# 585 Ultra Resurrection



## ethanweiss90 (Aug 14, 2006)

I just heard from Calfee, and the bike is done. I will be picking it up on Wednesday and will have pictures shortly after.


----------



## Gnarly 928 (Nov 19, 2005)

*Excellent news...I bet you're glad..*

I am sure it'll be just fine, given his rep. and the fact that it ain't rocket science, doing carbon fiber work. You'll probably have gained a few grams of weight (on the bike repair, too..hee hee) but not very much, and it will be good as new..

I repaired a crashed DeRosa Dual almost two seasons ago and I've been racing it in crits since then without any problems whatsoever. It actually rides better than new because I added some stiffness around the headtube area and beefed up the broken fork slightly..

Good for you,
Don Hanson


----------



## gibson00 (Aug 7, 2006)

+1
I bet it will be stronger than it was originally. Craig is da carbon man!


----------



## ethanweiss90 (Aug 14, 2006)

*Pictures...Finally!*

Below are some pictures from the repair. At the wishbone, you wouldn't know the difference if the bike had an opaque paint job. Down near the dropout, its a little fatter on the repaired side than the non-repaired side. I've only ridden it once, for 2.5hrs, and it didn't seem to give up any noticeable feel. No noise, nothing.

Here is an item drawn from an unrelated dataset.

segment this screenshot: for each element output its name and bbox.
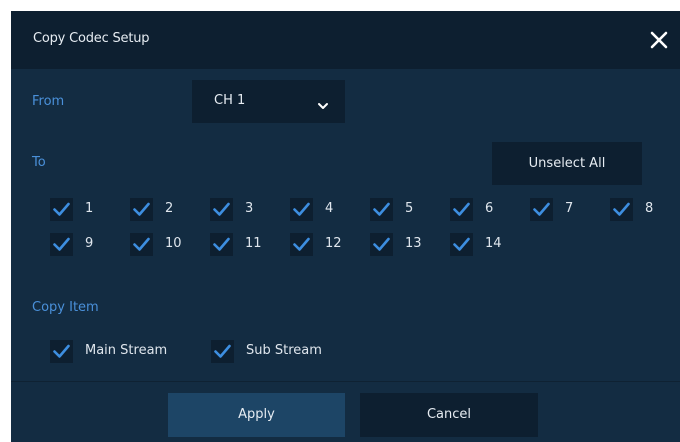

Notice the Calfee nautilus shells on the seatstays...nice...

Being nerds at the bike shop, we discovered the repair added a _*massive*_ 20 grams to the frame's weight.


----------



## oneslowmofo (Feb 29, 2004)

That's impressive. Craig is a artisan when it comes to carbon.

I'm sure you're glad just to get that thing back on the road! :thumbsup:


----------



## Roy - DK (Nov 3, 2006)

Man, that's an impressive job, and only 20 grams added is fantastic. 
I'm happy that you and the Ultra are back on the road again.

/Roy


----------



## Doctor Who (Feb 22, 2005)

I am so impressed with that man's skills. 

I really like how he put the nautilus logo on the spots he patched up. For some reason, I just find it cool that he marked the spots where he worked his magic. 

Oh, by the way, you've got a sweet bike. Don't crash it again.


----------



## ethanweiss90 (Aug 14, 2006)

yeah i specifically requested his putting them there. frankly, i think he should do it as default on all repairs. he deserves a lot of credit!

and yes, it is a wonderful bike. i'm very fortunate to be riding it.


----------